Como este artigo não é acadêmico, ou dirigido a meus pares, vou tentar usar uma linguagem mais generalista. Eu diria que os pacientes me confrontam continuamente com uma faceta desconhecida deles e com um vazio de significado em mim. Às vezes, não conseguindo suportar o silêncio dentro de mim, penso em algo para falar para me tirar dessa enrascada. Às vezes, pior do que isso, falo alguma coisa que se parece com uma interpretação, ou faço uma pergunta, ou um comentário desnecessário. Isso produz um certo alívio, mas é como uma distração. No entanto, se eu recupero o senso, aguento o vazio ou acalmo o grande barulho de ideias e imagens em minha mente, uma imagem ou um pensamento emerge e ilumina, dando sentido ao que está acontecendo e é possível compreender algo novo a respeito do paciente. A próxima questão seria o que dizer, como e quando.

É possível que a interpretação processada, por meio de sua origem no modo descrito acima, auxilie o paciente a observar a si mesmo de um novo ângulo e isso o ajude a compreender algo sobre si mesmo, elaborar essa novidade e transformar-se. O fruto do trabalho desse par é único, e nesse sentido, original. Não pode sequer ser reproduzido com os mesmos elementos. O transcorrer de muitas experiências desse tipo favorece o desenvolvimento de um modo de contenção, de falar, de organizar os pensamentos, de priorizar algumas concepções que se mantêm razoavelmente estáveis. Os estudos específicos, os livros lidos, as experiências com os pacientes e como o paciente, com os supervisores, a história de vida, formam o esquema estável. Isso define o estilo do terapeuta. Estilo se define por repetições.

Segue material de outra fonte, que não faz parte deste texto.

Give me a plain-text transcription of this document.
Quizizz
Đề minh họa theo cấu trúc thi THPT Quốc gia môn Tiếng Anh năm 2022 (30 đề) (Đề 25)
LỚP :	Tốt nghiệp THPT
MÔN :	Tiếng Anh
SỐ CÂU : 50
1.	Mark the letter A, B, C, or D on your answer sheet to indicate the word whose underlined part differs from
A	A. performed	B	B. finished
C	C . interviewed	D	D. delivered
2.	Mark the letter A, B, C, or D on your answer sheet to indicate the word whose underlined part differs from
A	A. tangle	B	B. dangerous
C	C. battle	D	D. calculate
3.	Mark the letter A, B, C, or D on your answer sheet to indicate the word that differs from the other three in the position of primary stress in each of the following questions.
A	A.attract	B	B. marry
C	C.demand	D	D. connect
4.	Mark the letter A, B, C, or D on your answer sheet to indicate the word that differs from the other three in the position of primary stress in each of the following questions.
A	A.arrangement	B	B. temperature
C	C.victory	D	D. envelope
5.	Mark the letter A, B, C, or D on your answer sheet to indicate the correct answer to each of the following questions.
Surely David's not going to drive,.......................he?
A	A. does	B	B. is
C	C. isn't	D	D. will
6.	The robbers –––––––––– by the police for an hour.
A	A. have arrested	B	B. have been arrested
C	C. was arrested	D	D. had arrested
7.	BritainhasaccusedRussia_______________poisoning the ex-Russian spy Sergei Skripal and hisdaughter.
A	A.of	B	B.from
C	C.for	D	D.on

A originalidade se define pelo confronto com o desconhecido. Por isso, é ingênuo pensar que seremos originais sendo nós mesmos, como se isso fosse algo já pronto esperando pelo momento certo e favorável para aparecer. Originalidade é fruto de um ato criativo e é debitado de um fundo coletivo de conhecimento acumulado de muitas e muitas gerações. É como se, para sermos originais, precisássemos imitar, mimetizar, identificarmo-nos para, a partir desse trabalho, como em uma cozinha, combinando ingredientes e provando-os, encontrássemos um sabor peculiar, uma combinação nova de ingredientes palatável.

É possível que a combinação estável, o esquema também seja original, aí teremos um estilo original.

Cada profissão tem os seus métodos e seus ingredientes, cada profissional, seus modelos e seu percurso. Ser original e ter estilo é fruto de muito trabalho, esforço e coragem, e de um grande débito com aqueles que nos antecederam e nos ajudaram na nossa formação pessoal e profissional.